To me, that’s the functional difference in the situation. Over the past seven years, I have been part of many discussions on this topic. In these conversations, the most common theme I have noticed is that the position we take about parenting depends on whom we choose to support. I’m not offended by this. Cognitive bias is natural. We do our best to comfort the person right in front of us in the manner they need. That old saying—blood is thicker than water, or its original version, the blood of the covenant is thicker than the water of the womb—gets bent whichever way comforts the listener. Birth parents hear it’s about nature; step-parents, about nurture.
But the truth is, anything can happen, right? Nothing guarantees the loyalty of our children. We can’t control whom they grow to love or look up to. We can do everything right and still fall short. We can stake claim, but never own. We can love them and still lose them. They may even bond with someone else as a parent.
For me, the real question isn’t nature versus nurture, but why we frame step and biological roles as adversarial at all. If I had said to Ananya that her child may come to love the new partner of her ex-husband, she would likely have been angry with me and our friends would have concurred. Swati, more agreeably, promised her the eternal loyalty of her daughter, as if the love of a child is a zero-sum game.
Every parent–child relationship is its own space, and I sought only the opportunity to create my own, not encroach upon the one he shared with his biological mother. We say it takes a village, but the moment a step-parent appears, many of us panic and turn it into a contest.
While I didn’t say it, I hoped someday Ananya would see that the liberty to love without the expectation to possess is groundbreaking. Children don’t measure love in halves or keep score the way adults do. They don’t see love as something to take from one and give to another. To them, family is a feeling—the warmth of a bedtime story, the hand held during a walk in the park, the comfort of knowing someone is on their side.
And maybe that’s what parenthood, in every form, is truly about: not competing for a child’s heart, but joining in their world with patience and presence. When we step away from fear and rivalry, something extraordinary happens—we see that love is not a finite resource. It multiplies, expands, and makes space for more.
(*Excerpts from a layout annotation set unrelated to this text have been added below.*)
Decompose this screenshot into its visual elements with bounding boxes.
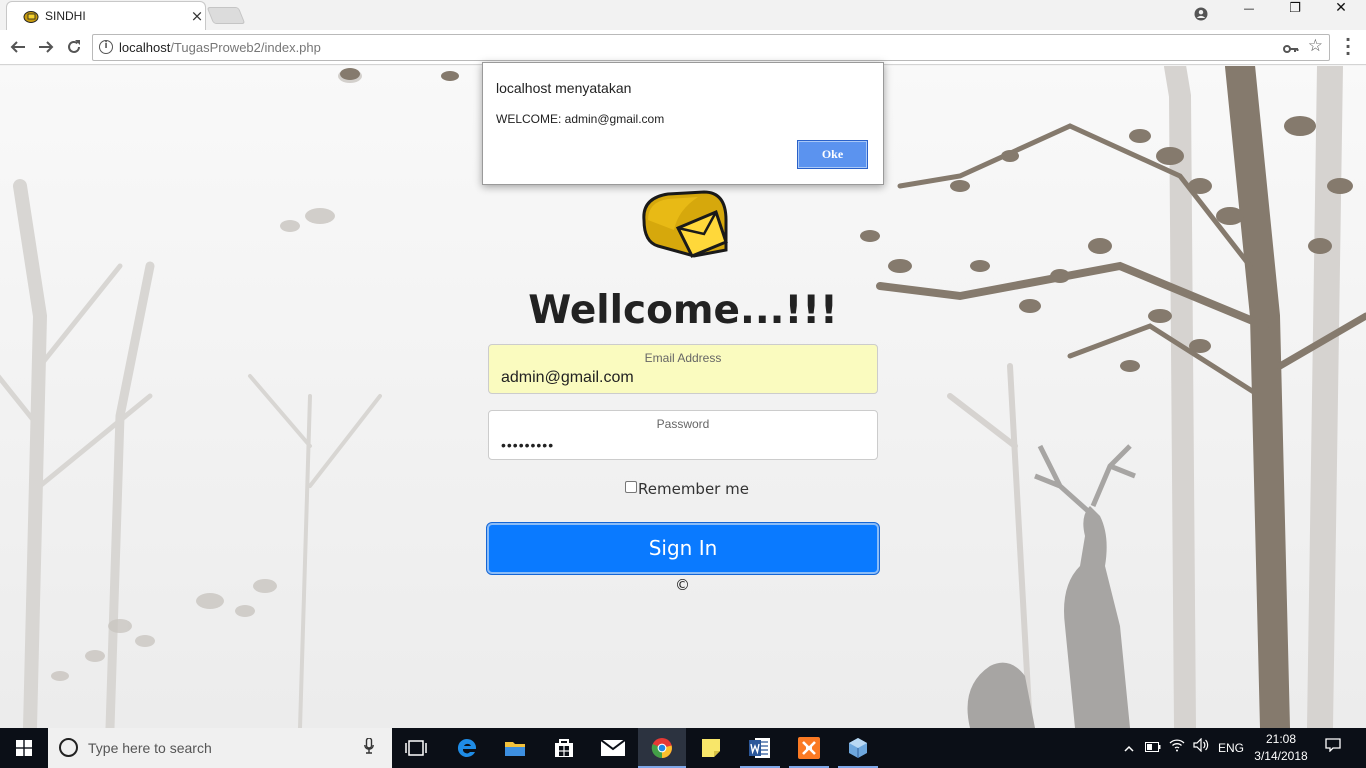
reload-icon[interactable] <box>62 35 86 59</box>
password-label: Password <box>656 417 710 431</box>
minimize-button[interactable]: — <box>1226 0 1272 30</box>
file-explorer-icon[interactable] <box>491 728 539 768</box>
mail-icon[interactable] <box>589 728 637 768</box>
windows-icon <box>16 740 32 756</box>
remember-label: Remember me <box>638 480 749 498</box>
store-icon[interactable] <box>540 728 588 768</box>
dialog-title: localhost menyatakan <box>496 80 632 96</box>
browser-tab[interactable]: SINDHI × <box>6 1 206 31</box>
tab-strip: SINDHI × — ❐ ✕ <box>0 0 1366 31</box>
clock[interactable]: 21:08 3/14/2018 <box>1251 731 1311 765</box>
info-icon[interactable]: i <box>99 40 113 54</box>
wifi-icon[interactable] <box>1166 728 1188 768</box>
remember-checkbox[interactable] <box>625 481 637 493</box>
restore-button[interactable]: ❐ <box>1272 0 1318 30</box>
email-value[interactable]: admin@gmail.com <box>501 369 634 387</box>
close-window-button[interactable]: ✕ <box>1318 0 1364 30</box>
action-center-icon[interactable] <box>1318 728 1348 768</box>
menu-icon[interactable]: · · · <box>1340 32 1356 62</box>
alert-dialog: localhost menyatakan WELCOME: admin@gmai… <box>482 62 884 185</box>
dialog-ok-button[interactable]: Oke <box>797 140 868 169</box>
xampp-icon[interactable] <box>785 728 833 768</box>
search-placeholder: Type here to search <box>88 740 212 756</box>
clock-date: 3/14/2018 <box>1254 749 1308 763</box>
word-icon[interactable] <box>736 728 784 768</box>
email-label: Email Address <box>644 351 722 365</box>
page-title: Wellcome...!!! <box>528 288 838 333</box>
language-indicator[interactable]: ENG <box>1214 728 1248 768</box>
taskbar-search-input[interactable]: Type here to search <box>48 728 392 768</box>
remember-me[interactable]: Remember me <box>625 480 749 498</box>
url-host: localhost <box>119 40 171 55</box>
sign-in-button[interactable]: Sign In <box>487 523 879 574</box>
chevron-up-icon[interactable] <box>1119 728 1139 768</box>
cortana-icon <box>59 738 78 757</box>
microphone-icon[interactable] <box>364 738 374 754</box>
mailbox-logo-icon <box>642 190 728 258</box>
close-icon: ✕ <box>1335 0 1347 16</box>
email-field[interactable]: Email Address admin@gmail.com <box>488 344 878 394</box>
restore-icon: ❐ <box>1289 1 1301 16</box>
url-text: localhost/TugasProweb2/index.php <box>119 40 321 55</box>
bookmark-star-icon[interactable]: ☆ <box>1308 36 1323 56</box>
minimize-icon: — <box>1243 2 1255 15</box>
password-value[interactable]: ••••••••• <box>501 437 554 453</box>
virtualbox-icon[interactable] <box>834 728 882 768</box>
copyright-text: © <box>675 576 690 594</box>
key-icon[interactable] <box>1283 38 1299 58</box>
url-path: /TugasProweb2/index.php <box>170 40 321 55</box>
dialog-message: WELCOME: admin@gmail.com <box>496 112 665 126</box>
taskbar: Type here to search ENG 21:08 3/14/2018 <box>0 728 1366 768</box>
tab-title: SINDHI <box>45 9 86 23</box>
edge-icon[interactable] <box>443 728 491 768</box>
battery-icon[interactable] <box>1142 728 1164 768</box>
sticky-notes-icon[interactable] <box>687 728 735 768</box>
tab-close-icon[interactable]: × <box>189 6 205 26</box>
browser-toolbar: i localhost/TugasProweb2/index.php ☆ · · · <box>0 30 1366 65</box>
chrome-icon[interactable] <box>638 728 686 768</box>
account-icon[interactable] <box>1178 0 1224 30</box>
forward-icon[interactable] <box>34 35 58 59</box>
address-bar[interactable]: i localhost/TugasProweb2/index.php ☆ <box>92 34 1330 61</box>
mail-favicon-icon <box>23 11 39 23</box>
task-view-icon[interactable] <box>392 728 440 768</box>
start-button[interactable] <box>0 728 48 768</box>
password-field[interactable]: Password ••••••••• <box>488 410 878 460</box>
back-icon[interactable] <box>6 35 30 59</box>
volume-icon[interactable] <box>1190 728 1212 768</box>
clock-time: 21:08 <box>1265 732 1297 746</box>
new-tab-button[interactable] <box>206 7 246 24</box>
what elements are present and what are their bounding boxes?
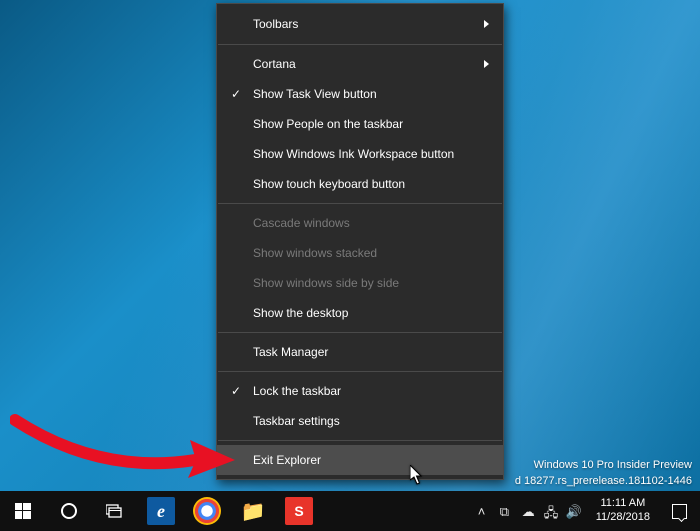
tray-dropbox-icon[interactable]: ⧉ xyxy=(500,504,514,518)
menu-separator xyxy=(218,440,502,441)
build-line-1: Windows 10 Pro Insider Preview xyxy=(515,458,692,473)
cortana-button[interactable] xyxy=(46,491,92,531)
task-view-icon xyxy=(106,504,124,518)
menu-exit-explorer[interactable]: Exit Explorer xyxy=(217,445,503,475)
tray-onedrive-icon[interactable]: ☁ xyxy=(522,504,536,518)
menu-taskbar-settings[interactable]: Taskbar settings xyxy=(217,406,503,436)
menu-side-by-side: Show windows side by side xyxy=(217,268,503,298)
tray-volume-icon[interactable]: 🔊 xyxy=(566,504,580,518)
taskbar-right: ˄ ⧉ ☁ 🖧 🔊 11:11 AM 11/28/2018 xyxy=(470,491,700,531)
notification-icon xyxy=(672,504,687,519)
menu-show-touch-keyboard[interactable]: Show touch keyboard button xyxy=(217,169,503,199)
system-tray[interactable]: ˄ ⧉ ☁ 🖧 🔊 xyxy=(470,504,588,518)
snagit-icon xyxy=(285,497,313,525)
menu-show-task-view-label: Show Task View button xyxy=(253,87,377,101)
taskbar-context-menu: Toolbars Cortana Show Task View button S… xyxy=(216,3,504,480)
chevron-right-icon xyxy=(484,60,489,68)
windows-logo-icon xyxy=(15,503,31,519)
menu-show-desktop-label: Show the desktop xyxy=(253,306,348,320)
menu-toolbars[interactable]: Toolbars xyxy=(217,8,503,40)
clock-time: 11:11 AM xyxy=(596,497,650,511)
menu-show-ink[interactable]: Show Windows Ink Workspace button xyxy=(217,139,503,169)
menu-toolbars-label: Toolbars xyxy=(253,17,298,31)
menu-lock-taskbar-label: Lock the taskbar xyxy=(253,384,341,398)
windows-build-watermark: Windows 10 Pro Insider Preview d 18277.r… xyxy=(515,458,692,489)
menu-cortana-label: Cortana xyxy=(253,57,296,71)
menu-taskbar-settings-label: Taskbar settings xyxy=(253,414,340,428)
tray-chevron-icon[interactable]: ˄ xyxy=(478,504,492,518)
menu-show-desktop[interactable]: Show the desktop xyxy=(217,298,503,328)
menu-cascade-label: Cascade windows xyxy=(253,216,350,230)
tray-network-icon[interactable]: 🖧 xyxy=(544,504,558,518)
menu-show-people-label: Show People on the taskbar xyxy=(253,117,403,131)
taskbar-app-explorer[interactable] xyxy=(230,491,276,531)
menu-task-manager-label: Task Manager xyxy=(253,345,328,359)
menu-side-by-side-label: Show windows side by side xyxy=(253,276,399,290)
build-line-2: d 18277.rs_prerelease.181102-1446 xyxy=(515,474,692,489)
clock-date: 11/28/2018 xyxy=(596,511,650,525)
menu-show-task-view[interactable]: Show Task View button xyxy=(217,79,503,109)
menu-separator xyxy=(218,203,502,204)
menu-show-ink-label: Show Windows Ink Workspace button xyxy=(253,147,454,161)
menu-cascade-windows: Cascade windows xyxy=(217,208,503,238)
taskbar-app-edge[interactable] xyxy=(138,491,184,531)
file-explorer-icon xyxy=(239,497,267,525)
menu-lock-taskbar[interactable]: Lock the taskbar xyxy=(217,376,503,406)
menu-stacked-label: Show windows stacked xyxy=(253,246,377,260)
menu-cortana[interactable]: Cortana xyxy=(217,49,503,79)
taskbar: ˄ ⧉ ☁ 🖧 🔊 11:11 AM 11/28/2018 xyxy=(0,491,700,531)
menu-separator xyxy=(218,371,502,372)
taskbar-app-snagit[interactable] xyxy=(276,491,322,531)
cortana-circle-icon xyxy=(61,503,77,519)
taskbar-clock[interactable]: 11:11 AM 11/28/2018 xyxy=(588,497,658,525)
menu-show-people[interactable]: Show People on the taskbar xyxy=(217,109,503,139)
menu-task-manager[interactable]: Task Manager xyxy=(217,337,503,367)
edge-icon xyxy=(147,497,175,525)
menu-separator xyxy=(218,44,502,45)
action-center-button[interactable] xyxy=(658,491,700,531)
menu-stacked: Show windows stacked xyxy=(217,238,503,268)
menu-separator xyxy=(218,332,502,333)
menu-exit-explorer-label: Exit Explorer xyxy=(253,453,321,467)
taskbar-app-chrome[interactable] xyxy=(184,491,230,531)
chrome-icon xyxy=(193,497,221,525)
chevron-right-icon xyxy=(484,20,489,28)
task-view-button[interactable] xyxy=(92,491,138,531)
taskbar-left xyxy=(0,491,322,531)
start-button[interactable] xyxy=(0,491,46,531)
menu-show-touch-keyboard-label: Show touch keyboard button xyxy=(253,177,405,191)
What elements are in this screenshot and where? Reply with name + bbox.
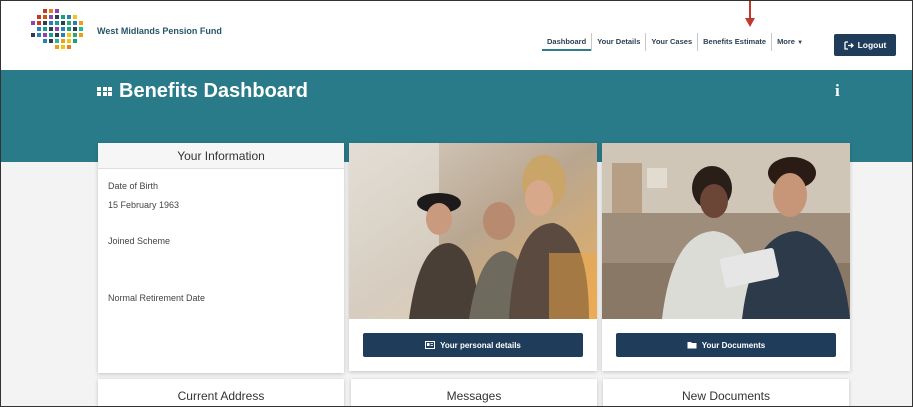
nav-your-cases[interactable]: Your Cases xyxy=(645,33,697,51)
logout-button[interactable]: Logout xyxy=(834,34,896,56)
page-frame: West Midlands Pension Fund Dashboard You… xyxy=(0,0,913,407)
dob-value: 15 February 1963 xyxy=(108,200,180,210)
current-address-card: Current Address xyxy=(98,379,344,406)
nav-benefits-estimate[interactable]: Benefits Estimate xyxy=(697,33,771,51)
nav-your-details[interactable]: Your Details xyxy=(591,33,645,51)
page-title: Benefits Dashboard xyxy=(97,80,308,103)
caret-down-icon: ▼ xyxy=(797,40,804,46)
your-documents-button[interactable]: Your Documents xyxy=(616,333,836,357)
nav-dashboard[interactable]: Dashboard xyxy=(542,33,592,51)
retirement-date-label: Normal Retirement Date xyxy=(108,293,206,303)
dob-label: Date of Birth xyxy=(108,181,159,191)
current-address-title: Current Address xyxy=(177,389,265,403)
your-personal-details-label: Your personal details xyxy=(440,340,521,350)
grid-icon xyxy=(97,86,112,97)
documents-card: Your Documents xyxy=(602,143,850,371)
logout-icon xyxy=(843,40,854,50)
logout-label: Logout xyxy=(857,40,887,50)
your-documents-label: Your Documents xyxy=(701,340,766,350)
your-information-card: Your Information Date of Birth 15 Februa… xyxy=(98,143,344,373)
your-information-title: Your Information xyxy=(98,143,344,169)
folder-icon xyxy=(687,342,697,349)
info-icon[interactable]: i xyxy=(835,81,840,101)
top-header: West Midlands Pension Fund Dashboard You… xyxy=(1,1,912,70)
main-nav: Dashboard Your Details Your Cases Benefi… xyxy=(542,33,808,51)
personal-details-card: Your personal details xyxy=(349,143,597,371)
messages-card: Messages xyxy=(351,379,597,406)
your-personal-details-button[interactable]: Your personal details xyxy=(363,333,583,357)
nav-more[interactable]: More ▼ xyxy=(771,33,808,51)
people-tablet-photo-image xyxy=(602,143,850,319)
id-card-icon xyxy=(425,341,436,349)
messages-title: Messages xyxy=(446,389,502,403)
page-title-text: Benefits Dashboard xyxy=(119,80,308,102)
wmpf-logo[interactable] xyxy=(31,7,101,63)
joined-scheme-label: Joined Scheme xyxy=(108,236,171,246)
brand-name: West Midlands Pension Fund xyxy=(97,26,222,36)
people-photo-image xyxy=(349,143,597,319)
new-documents-card: New Documents xyxy=(603,379,849,406)
new-documents-title: New Documents xyxy=(681,389,771,403)
nav-more-label: More xyxy=(777,37,795,46)
annotation-arrow-icon xyxy=(745,1,755,27)
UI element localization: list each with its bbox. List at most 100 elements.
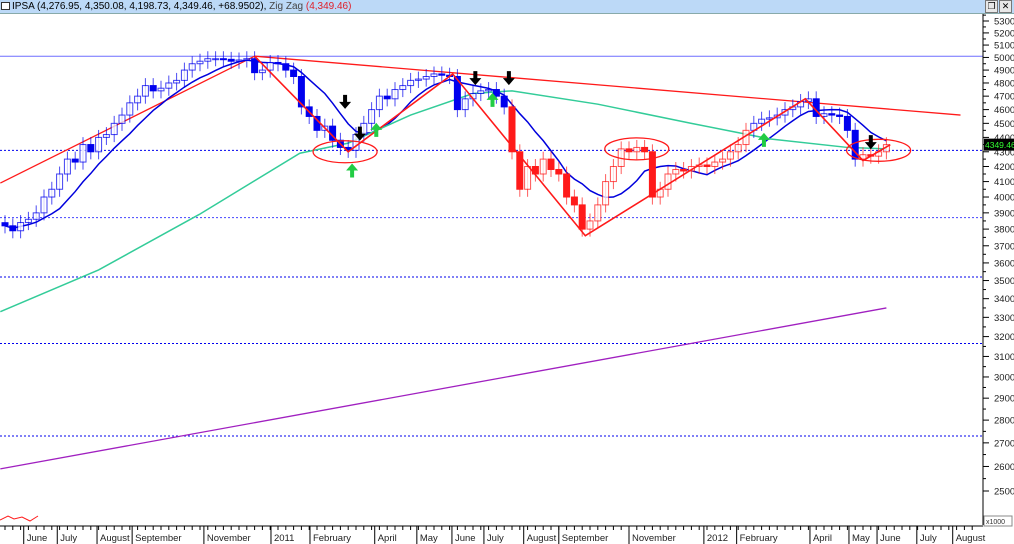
candle-body: [594, 204, 602, 222]
candle: [126, 95, 134, 123]
candle: [1, 215, 9, 234]
candle: [797, 94, 805, 115]
x-tick-label: May: [852, 533, 870, 544]
candle: [539, 151, 547, 182]
arrow-down-icon: [864, 135, 877, 150]
candle-body: [625, 148, 633, 153]
candle-body: [274, 61, 282, 65]
candle: [594, 197, 602, 229]
x-tick-label: November: [632, 533, 676, 544]
candle-body: [570, 196, 578, 206]
candle-body: [180, 69, 188, 81]
candle-body: [188, 63, 196, 71]
candle: [95, 129, 103, 160]
x-tick-label: April: [378, 533, 397, 544]
candle: [40, 189, 48, 221]
candle-body: [32, 212, 40, 220]
candle-body: [196, 60, 204, 65]
candle: [235, 52, 243, 69]
candle-body: [407, 79, 415, 87]
candle-body: [555, 168, 563, 175]
candle-body: [375, 95, 383, 111]
candle-body: [258, 69, 266, 74]
candle: [48, 181, 56, 205]
candle-body: [9, 225, 17, 232]
x-tick-label: 2011: [274, 533, 294, 544]
x-tick-label: February: [740, 533, 778, 544]
candle: [375, 88, 383, 118]
candle: [500, 88, 508, 115]
x-tick-label: July: [920, 533, 937, 544]
candle-body: [602, 181, 610, 206]
x-tick-label: June: [880, 533, 901, 544]
candle-body: [422, 75, 430, 80]
candle: [118, 107, 126, 131]
y-tick-label: 3700: [994, 241, 1014, 252]
candle: [180, 62, 188, 88]
y-tick-label: 4000: [994, 193, 1014, 204]
candle: [63, 151, 71, 182]
candle-body: [17, 222, 25, 232]
candle: [664, 166, 672, 197]
candle-body: [173, 79, 181, 84]
candle: [391, 82, 399, 107]
y-tick-label: 2700: [994, 438, 1014, 449]
candle: [407, 72, 415, 94]
y-tick-label: 4900: [994, 66, 1014, 77]
candle-body: [680, 168, 688, 172]
y-tick-label: 3900: [994, 208, 1014, 219]
candle: [570, 189, 578, 213]
candle: [17, 215, 25, 239]
candle: [313, 108, 321, 138]
candle-body: [204, 58, 212, 62]
candle-body: [664, 173, 672, 190]
x-tick-label: June: [27, 533, 48, 544]
candle-body: [63, 158, 71, 175]
candle-body: [24, 218, 32, 224]
x-tick-label: August: [956, 533, 986, 544]
arrow-down-icon: [502, 71, 515, 86]
candle: [157, 80, 165, 99]
candle-body: [282, 63, 290, 71]
y-tick-label: 2600: [994, 462, 1014, 473]
y-tick-label: 3000: [994, 372, 1014, 383]
y-tick-label: 5000: [994, 53, 1014, 64]
candle-body: [79, 144, 87, 163]
candle-body: [461, 98, 469, 111]
candle: [383, 88, 391, 107]
candle-body: [95, 136, 103, 153]
candle-body: [141, 85, 149, 97]
candle-body: [134, 95, 142, 104]
candle-body: [414, 78, 422, 81]
candle-body: [843, 115, 851, 131]
candle-body: [586, 220, 594, 230]
candle-body: [438, 73, 446, 76]
y-tick-label: 4500: [994, 119, 1014, 130]
candle-body: [48, 188, 56, 198]
candle: [602, 174, 610, 213]
candle-body: [539, 158, 547, 175]
y-tick-label: 3600: [994, 258, 1014, 269]
x-tick-label: February: [313, 533, 351, 544]
candle: [656, 181, 664, 205]
candle: [765, 110, 773, 127]
y-tick-label: 3400: [994, 294, 1014, 305]
candle-body: [477, 90, 485, 94]
candle-body: [578, 204, 586, 230]
candle: [141, 78, 149, 104]
candle-body: [212, 58, 220, 61]
x-tick-label: April: [813, 533, 832, 544]
candle: [641, 139, 649, 160]
candle-body: [726, 151, 734, 160]
last-price-label: 4349.46: [985, 140, 1014, 150]
y-tick-label: 4700: [994, 92, 1014, 103]
y-tick-label: 3200: [994, 332, 1014, 343]
candle-body: [126, 102, 134, 116]
y-tick-label: 3500: [994, 276, 1014, 287]
candle: [219, 51, 227, 67]
candle: [399, 78, 407, 98]
candle-body: [524, 166, 532, 190]
candle: [508, 99, 516, 160]
y-tick-label: 3100: [994, 352, 1014, 363]
candle-body: [703, 164, 711, 168]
Later that day, when my stepson greeted me with impatience and excitement—“You’re eight minutes late! Let’s go, we’re supposed to build houses for the stray puppies today!”—I felt it again. In his voice was no question of blood or biology, only the certainty that we were about to create something, together. For him, it wasn’t complicated at all: there’s the mum who reads to him at night and a mum who helps him build houses for dogs—and there is room in his heart for both.